The title almost kept me from reading this book, until a friend reminded me of the subtitle:
How the Digital Age Stupefies Young Americans and Jeopardizes Our Future (Or, don’t trust anyone under 30).
This book examines the intellectual life of young people. You hear of the top high school student, overworked, overscheduled and yet maintaining perfect grades, “aiming for HYP (Harvard-Yale-Princeton).” But they are the exception.
Most young people watch TV three hours daily but only 23 minutes reading a book. They often multi-task, playing on their ipad in front of the blaring TV. “I can’t concentrate on my homework without the TV. The silence drives me crazy.”
A study done on 19-30 year-olds shows gains in spatial intelligence from playing video games, but decline in slow deliberate thinking that comes from reading a book.”

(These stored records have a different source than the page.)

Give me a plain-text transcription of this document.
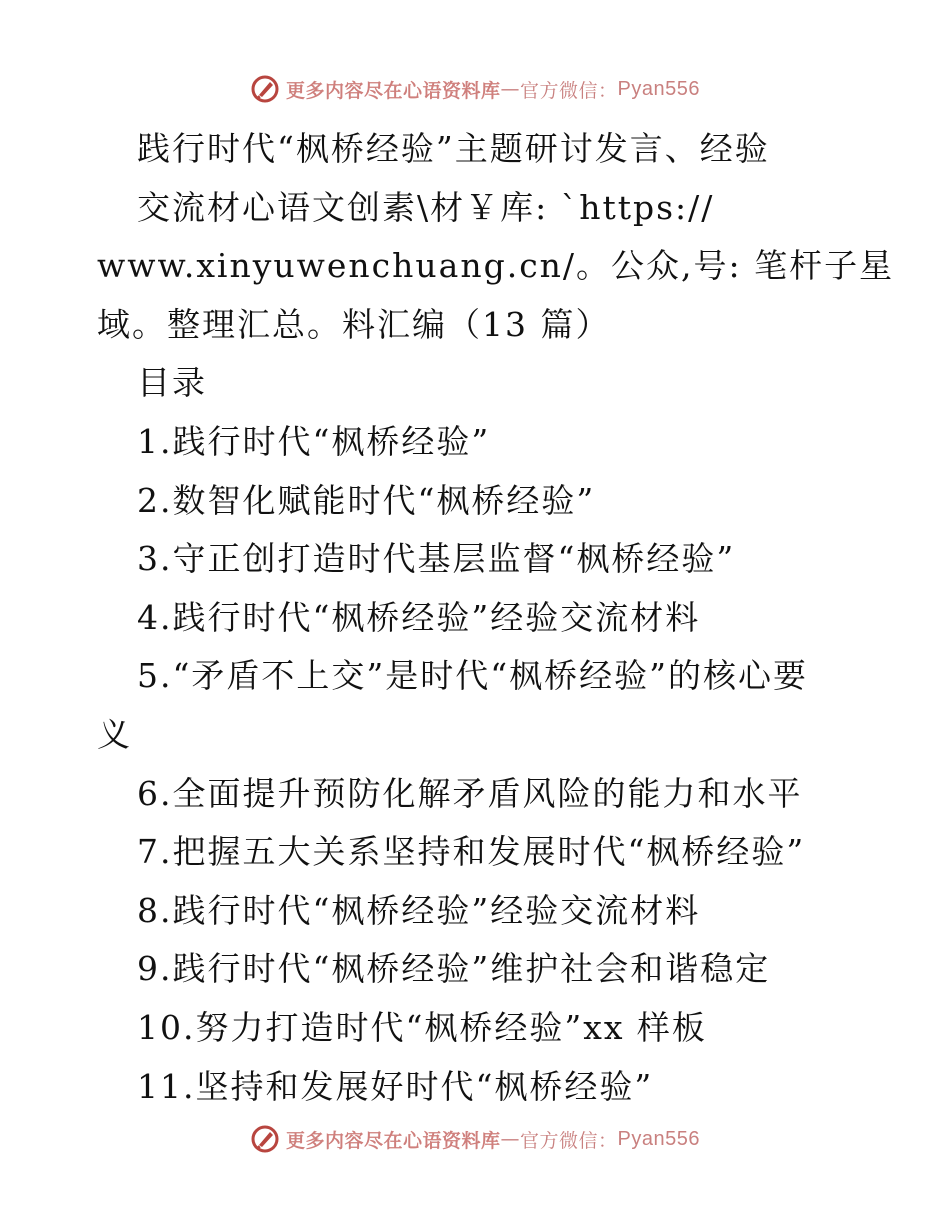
更多内容尽在心语资料库 — 官方微信： Pyan556
践行时代“枫桥经验”主题研讨发言、经验
交流材心语文创素\材￥库: `https://
www.xinyuwenchuang.cn/。公众,号: 笔杆子星
域。整理汇总。料汇编（13 篇）
目录
1.践行时代“枫桥经验”
2.数智化赋能时代“枫桥经验”
3.守正创打造时代基层监督“枫桥经验”
4.践行时代“枫桥经验”经验交流材料
5.“矛盾不上交”是时代“枫桥经验”的核心要
义
6.全面提升预防化解矛盾风险的能力和水平
7.把握五大关系坚持和发展时代“枫桥经验”
8.践行时代“枫桥经验”经验交流材料
9.践行时代“枫桥经验”维护社会和谐稳定
10.努力打造时代“枫桥经验”xx 样板
11.坚持和发展好时代“枫桥经验”
更多内容尽在心语资料库 — 官方微信： Pyan556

Only 15% of the 18-29 year-olds score high in current events. “The world-wide-web grows, but the young mind stalls. The intellectual payoff promised by digital enthusiasts has not happened.”
For all their abilities to handle technology, students don’t seek, find or manage information very well. Technology provides the words and the charts. Students don’t need to.

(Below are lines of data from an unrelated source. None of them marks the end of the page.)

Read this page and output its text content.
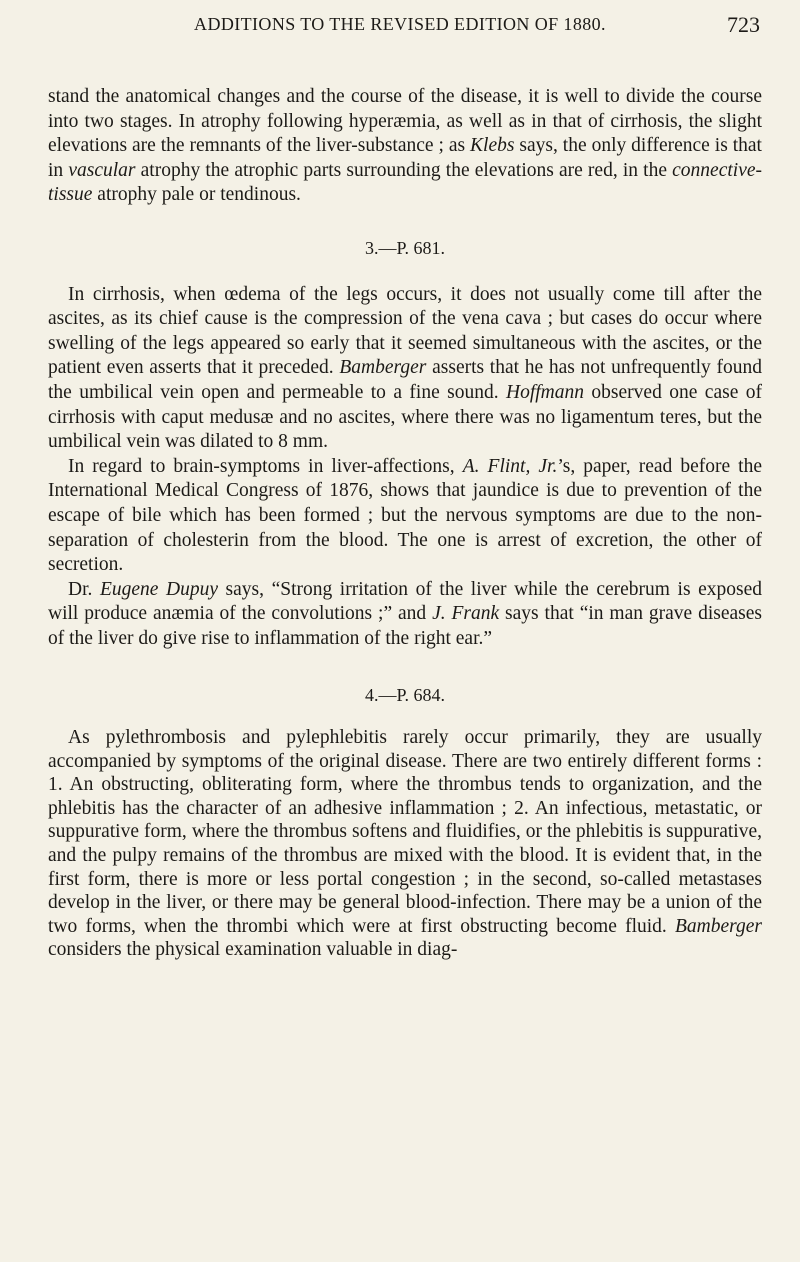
ADDITIONS TO THE REVISED EDITION OF 1880.	723

stand the anatomical changes and the course of the disease, it is well to divide the course into two stages. In atrophy following hyperæmia, as well as in that of cirrhosis, the slight elevations are the remnants of the liver-substance ; as Klebs says, the only difference is that in vascular atrophy the atrophic parts surrounding the elevations are red, in the connective-tissue atrophy pale or tendinous.

3.—P. 681.

In cirrhosis, when œdema of the legs occurs, it does not usually come till after the ascites, as its chief cause is the compression of the vena cava ; but cases do occur where swelling of the legs appeared so early that it seemed simultaneous with the ascites, or the patient even asserts that it preceded. Bamberger asserts that he has not unfrequently found the umbilical vein open and permeable to a fine sound. Hoffmann observed one case of cirrhosis with caput medusæ and no ascites, where there was no ligamentum teres, but the umbilical vein was dilated to 8 mm.

In regard to brain-symptoms in liver-affections, A. Flint, Jr.’s, paper, read before the International Medical Congress of 1876, shows that jaundice is due to prevention of the escape of bile which has been formed ; but the nervous symptoms are due to the non-separation of cholesterin from the blood. The one is arrest of excretion, the other of secretion.

Dr. Eugene Dupuy says, “Strong irritation of the liver while the cerebrum is exposed will produce anæmia of the convolutions ;” and J. Frank says that “in man grave diseases of the liver do give rise to inflammation of the right ear.”

4.—P. 684.

As pylethrombosis and pylephlebitis rarely occur primarily, they are usually accompanied by symptoms of the original disease. There are two entirely different forms : 1. An obstructing, obliterating form, where the thrombus tends to organization, and the phlebitis has the character of an adhesive inflammation ; 2. An infectious, metastatic, or suppurative form, where the thrombus softens and fluidifies, or the phlebitis is suppurative, and the pulpy remains of the thrombus are mixed with the blood. It is evident that, in the first form, there is more or less portal congestion ; in the second, so-called metastases develop in the liver, or there may be general blood-infection. There may be a union of the two forms, when the thrombi which were at first obstructing become fluid. Bamberger considers the physical examination valuable in diag-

“Teens and young adults are self-assertive and insecure, living in the moment, but worrying over their future. They stumble through class assignments, absorbing tiny details of youth culture, but ignoring works of high culture, literature, art and history. This season’s game releases are great events while hardly noticing the Holocaust, the Cold War or the War on Terror.”
People seek out what they already hope to find. They want it fast and free, with very little effort. “The Web is a consumer habitat, not an educational one.”

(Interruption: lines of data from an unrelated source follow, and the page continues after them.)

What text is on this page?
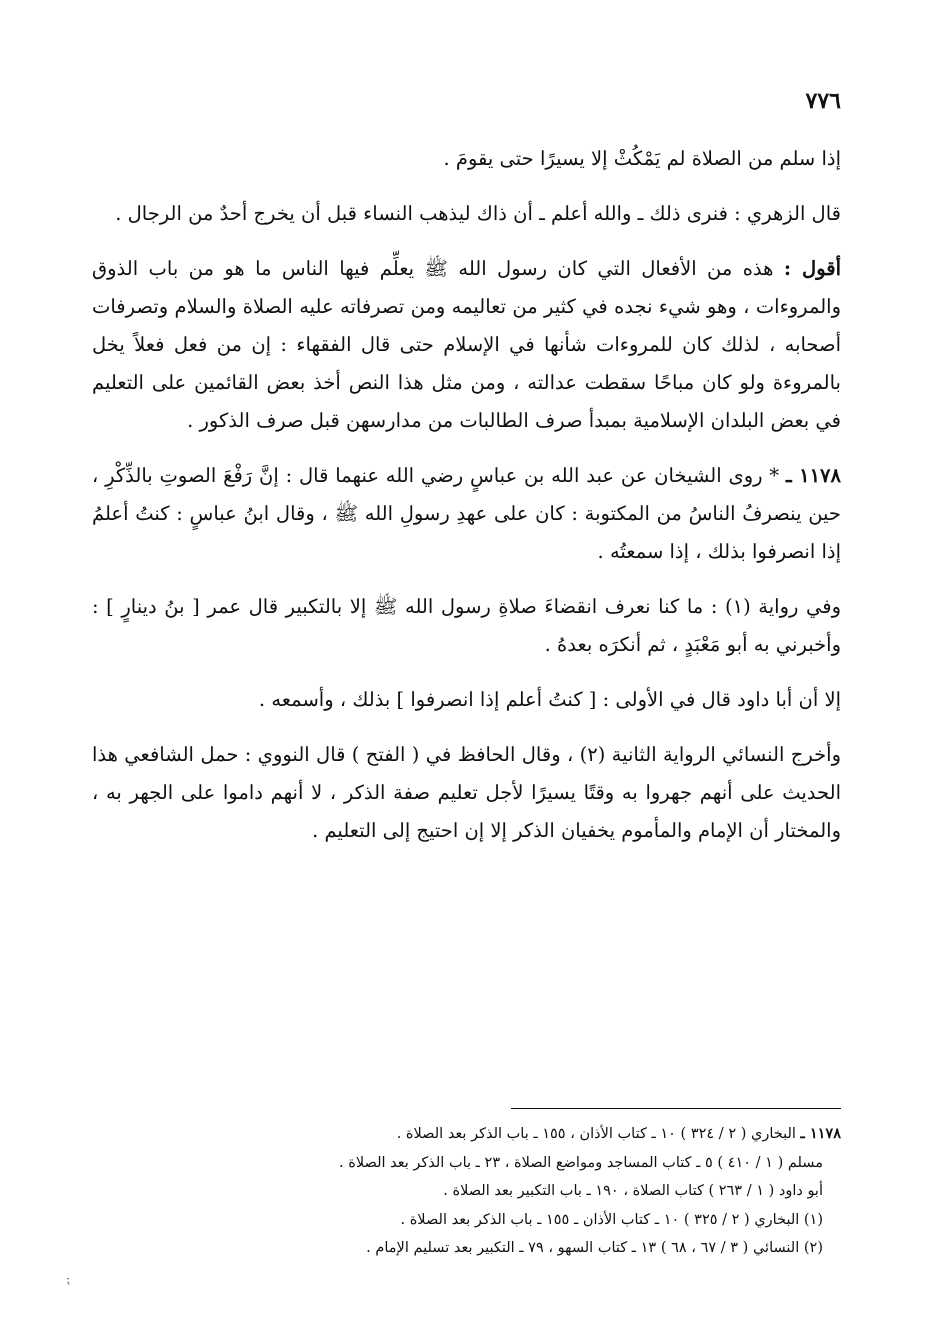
٧٧٦

إذا سلم من الصلاة لم يَمْكُثْ إلا يسيرًا حتى يقومَ .

قال الزهري : فنرى ذلك ـ والله أعلم ـ أن ذاك ليذهب النساء قبل أن يخرج أحدٌ من الرجال .

أقول : هذه من الأفعال التي كان رسول الله ﷺ يعلِّم فيها الناس ما هو من باب الذوق والمروءات ، وهو شيء نجده في كثير من تعاليمه ومن تصرفاته عليه الصلاة والسلام وتصرفات أصحابه ، لذلك كان للمروءات شأنها في الإسلام حتى قال الفقهاء : إن من فعل فعلاً يخل بالمروءة ولو كان مباحًا سقطت عدالته ، ومن مثل هذا النص أخذ بعض القائمين على التعليم في بعض البلدان الإسلامية بمبدأ صرف الطالبات من مدارسهن قبل صرف الذكور .

١١٧٨ ـ * روى الشيخان عن عبد الله بن عباسٍ رضي الله عنهما قال : إنَّ رَفْعَ الصوتِ بالذِّكْرِ ، حين ينصرفُ الناسُ من المكتوبة : كان على عهدِ رسولِ الله ﷺ ، وقال ابنُ عباسٍ : كنتُ أعلمُ إذا انصرفوا بذلك ، إذا سمعتُه .

وفي رواية (١) : ما كنا نعرف انقضاءَ صلاةِ رسول الله ﷺ إلا بالتكبير قال عمر [ بنُ دينارٍ ] : وأخبرني به أبو مَعْبَدٍ ، ثم أنكرَه بعدهُ .

إلا أن أبا داود قال في الأولى : [ كنتُ أعلم إذا انصرفوا ] بذلك ، وأسمعه .

وأخرج النسائي الرواية الثانية (٢) ، وقال الحافظ في ( الفتح ) قال النووي : حمل الشافعي هذا الحديث على أنهم جهروا به وقتًا يسيرًا لأجل تعليم صفة الذكر ، لا أنهم داموا على الجهر به ، والمختار أن الإمام والمأموم يخفيان الذكر إلا إن احتيج إلى التعليم .

١١٧٨ ـ البخاري ( ٢ / ٣٢٤ ) ١٠ ـ كتاب الأذان ، ١٥٥ ـ باب الذكر بعد الصلاة .
مسلم ( ١ / ٤١٠ ) ٥ ـ كتاب المساجد ومواضع الصلاة ، ٢٣ ـ باب الذكر بعد الصلاة .
أبو داود ( ١ / ٢٦٣ ) كتاب الصلاة ، ١٩٠ ـ باب التكبير بعد الصلاة .
(١) البخاري ( ٢ / ٣٢٥ ) ١٠ ـ كتاب الأذان ـ ١٥٥ ـ باب الذكر بعد الصلاة .
(٢) النسائي ( ٣ / ٦٧ ، ٦٨ ) ١٣ ـ كتاب السهو ، ٧٩ ـ التكبير بعد تسليم الإمام .
⁏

Bauerlein asks for a balance. Students need to be aware of how technology changes people. They need a balance of technology with thoughtful reading of books, visits to art museums and involvement in the community.
The author also faults teachers, journalists and other custodians of culture who have left youth to themselves. The older generation needs to help bring a balance of technology with traditional forms of culture.
The most helpful insight for me is how users read on the web. They don’t!
Research shows that only 16 per cent of the readers read word by word and sentence by sentence.
Eighty-four per cent scan. They read headlines, first lines of a paragraph and only what interests them. Users prefer news briefs to full articles. When I shared this with my friends, four of the five said they scan articles on the web. I myself need to print a hard copy if I am to read it carefully.
Scanning instead of reading is the trend for people of all ages. It has implications for us who write for this website. It has serious implications for the many schools that are now equipping each student with an ipad or laptop. We will need to find new ways to absorb information.
What can you do?
Help the young people in your life to realize the effects of technology on their brain.
Observe your own style of reading on the web. Pause and ask yourself what you have just read.
We all can gain by becoming aware of the impact of technology on our life.